Following your death, the Personal Representative has many duties, but the duties generally break down into three broad categories: (1) Collect your assets that are subject to probate; (2) Pay any of your outstanding bills (including estate or income taxes); and (3) Distribute any remaining assets to your beneficiaries.

Probate proceedings are overseen by the court. Sometimes your Personal Representative must appear before a judge to be appointed, but often the appointment can be made without a court appearance by simply filing documents with the probate registrar.

A typical probate must remain open for a minimum of four months. This is because Arizona law provides any creditors four months to make a claim against your estate after a Notice to Creditors is published in the newspaper.
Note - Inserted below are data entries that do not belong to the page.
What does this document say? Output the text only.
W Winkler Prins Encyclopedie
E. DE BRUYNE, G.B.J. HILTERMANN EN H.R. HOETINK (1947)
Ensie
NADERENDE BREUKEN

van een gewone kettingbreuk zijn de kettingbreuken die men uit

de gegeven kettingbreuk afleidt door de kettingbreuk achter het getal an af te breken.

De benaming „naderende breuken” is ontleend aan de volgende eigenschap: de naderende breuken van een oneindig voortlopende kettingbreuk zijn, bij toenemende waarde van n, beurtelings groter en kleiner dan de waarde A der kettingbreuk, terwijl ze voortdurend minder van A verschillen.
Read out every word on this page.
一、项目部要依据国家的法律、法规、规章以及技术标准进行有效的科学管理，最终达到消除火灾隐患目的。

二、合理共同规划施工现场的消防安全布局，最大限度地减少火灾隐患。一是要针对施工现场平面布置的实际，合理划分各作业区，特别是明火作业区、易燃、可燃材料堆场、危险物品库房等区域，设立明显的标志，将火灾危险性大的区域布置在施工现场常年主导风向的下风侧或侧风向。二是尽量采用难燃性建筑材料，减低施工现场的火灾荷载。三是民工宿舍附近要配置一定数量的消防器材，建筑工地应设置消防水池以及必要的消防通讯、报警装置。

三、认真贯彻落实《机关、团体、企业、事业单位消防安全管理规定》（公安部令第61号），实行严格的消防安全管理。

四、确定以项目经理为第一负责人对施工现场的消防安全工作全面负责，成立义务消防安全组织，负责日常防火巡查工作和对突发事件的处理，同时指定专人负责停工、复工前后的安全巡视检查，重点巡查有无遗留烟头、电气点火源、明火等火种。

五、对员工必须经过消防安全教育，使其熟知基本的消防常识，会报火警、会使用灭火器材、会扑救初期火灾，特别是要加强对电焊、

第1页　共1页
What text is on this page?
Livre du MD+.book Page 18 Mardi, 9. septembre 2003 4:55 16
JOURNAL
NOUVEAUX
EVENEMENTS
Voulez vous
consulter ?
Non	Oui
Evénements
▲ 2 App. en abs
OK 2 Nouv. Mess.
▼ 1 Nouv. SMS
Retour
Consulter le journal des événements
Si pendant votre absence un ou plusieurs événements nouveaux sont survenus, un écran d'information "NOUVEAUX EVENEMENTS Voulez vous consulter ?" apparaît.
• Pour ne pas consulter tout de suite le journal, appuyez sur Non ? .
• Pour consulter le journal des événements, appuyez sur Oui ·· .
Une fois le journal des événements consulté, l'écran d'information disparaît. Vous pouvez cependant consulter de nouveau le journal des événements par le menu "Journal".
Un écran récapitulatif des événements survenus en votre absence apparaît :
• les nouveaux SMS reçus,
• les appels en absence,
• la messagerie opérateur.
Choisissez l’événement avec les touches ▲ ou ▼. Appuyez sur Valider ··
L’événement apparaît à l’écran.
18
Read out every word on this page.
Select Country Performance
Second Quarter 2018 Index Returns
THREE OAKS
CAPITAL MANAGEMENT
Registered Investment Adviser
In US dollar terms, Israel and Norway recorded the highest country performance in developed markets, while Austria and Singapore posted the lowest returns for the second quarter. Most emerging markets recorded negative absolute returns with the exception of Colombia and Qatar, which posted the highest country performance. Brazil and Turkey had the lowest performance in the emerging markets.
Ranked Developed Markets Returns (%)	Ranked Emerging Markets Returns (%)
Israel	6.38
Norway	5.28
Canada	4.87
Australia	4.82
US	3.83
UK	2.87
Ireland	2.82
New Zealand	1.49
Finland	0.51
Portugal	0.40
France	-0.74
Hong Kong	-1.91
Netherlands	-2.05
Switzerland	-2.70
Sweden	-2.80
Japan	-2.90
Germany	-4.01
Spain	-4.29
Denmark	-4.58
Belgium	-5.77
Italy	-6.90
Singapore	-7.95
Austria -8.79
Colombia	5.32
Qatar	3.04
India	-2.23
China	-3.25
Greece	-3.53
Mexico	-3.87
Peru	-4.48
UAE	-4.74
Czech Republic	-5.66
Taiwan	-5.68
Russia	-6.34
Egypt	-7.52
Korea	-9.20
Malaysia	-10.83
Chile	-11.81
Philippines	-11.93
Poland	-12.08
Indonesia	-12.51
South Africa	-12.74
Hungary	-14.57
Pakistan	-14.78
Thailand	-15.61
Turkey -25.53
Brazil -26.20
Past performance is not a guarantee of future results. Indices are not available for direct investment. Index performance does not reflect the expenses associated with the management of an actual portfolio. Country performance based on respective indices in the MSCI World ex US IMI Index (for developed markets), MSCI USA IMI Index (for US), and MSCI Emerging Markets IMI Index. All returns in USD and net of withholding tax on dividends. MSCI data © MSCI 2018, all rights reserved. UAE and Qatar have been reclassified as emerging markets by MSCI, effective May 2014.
Realistically, the Notice to Creditors is never published on the same day that the probate is open and therefore the estate must be open for longer than four months. If you have assets that are difficult to sell, the probate could be open for much longer than four months.

It is typically more expensive and more time-consuming for your survivors to probate your estate than administer a Revocable Living Trust Agreement. Probate is more expensive because probate requires more attorney time, more fees to be paid to the court and newspaper publisher, and because Arizona law requires a Personal Representative to take particular steps as part of the probate of your estate.

It is not always necessary to probate a decedent’s estate even if you don’t have a Revocable Living Trust Agreement. A number of other arrangements also avoid probate. Examples of these arrangements are properly-made life insurance or 401K beneficiary designations, properly established payable on death accounts or beneficiary deeds. We can advise you whether any of these options make sense for you.

If you are going to be serving as Personal Representative for someone’s estate, we can help guide you through the process. We will assist you by preparing the documents that will grant you legal authority as Personal Representative, assist you with the proper notifications that must be made, with the final distribution of assets and related documentation, and with all of the other steps that Arizona law requires you to take.

Trust Administration

Although it is generally easier to administer a Revocable Living Trust as successor Trustee than it is to serve as Personal Representative of a probate estate, you still hold a high fiduciary duty to the trust beneficiaries. You may wish to have legal advice to help you with the final administration of the trust. For example, the new Arizona Trust Code that went into effect on January 1, 2009, requires that you provide notice to the trust beneficiaries when you become trustee of someone’s trust. We can help you by advising you of all of the steps that you are legally required to take as a Trustee and assisting you in fulfilling your fiduciary duties.

Adult Guardianships and Conservatorships

If an adult person is incapacitated and did not make other arrangements for their personal care and for the care of their assets, it may be necessary to appoint a Guardian or Conservator for them. In general, a Guardian makes decisions about the care of an individual such as housing or medical decisions and a Conservator makes decisions about managing the individual’s assets or finances.

If someone you love becomes incapacitated, it may be necessary to go to court and request that you be appointed as Guardian, Conservator or both. We can help you with all of the necessary filings and notices that need to be made to start the process of your appointment. We can also help you with the annual filings that are required to be made after you have been appointed as Guardian or Conservator.

Business Formation

If you are starting a new business, you have important decisions to make regarding limitation of your liability and the selection of the best entity for tax purposes. We can help you determine the best entity for your purposes and assist you with the formation of a valid legal entity that will help protect you from personal liability. We assist clients with the formation of corporations, limited liability companies, and other valid entities under Arizona law.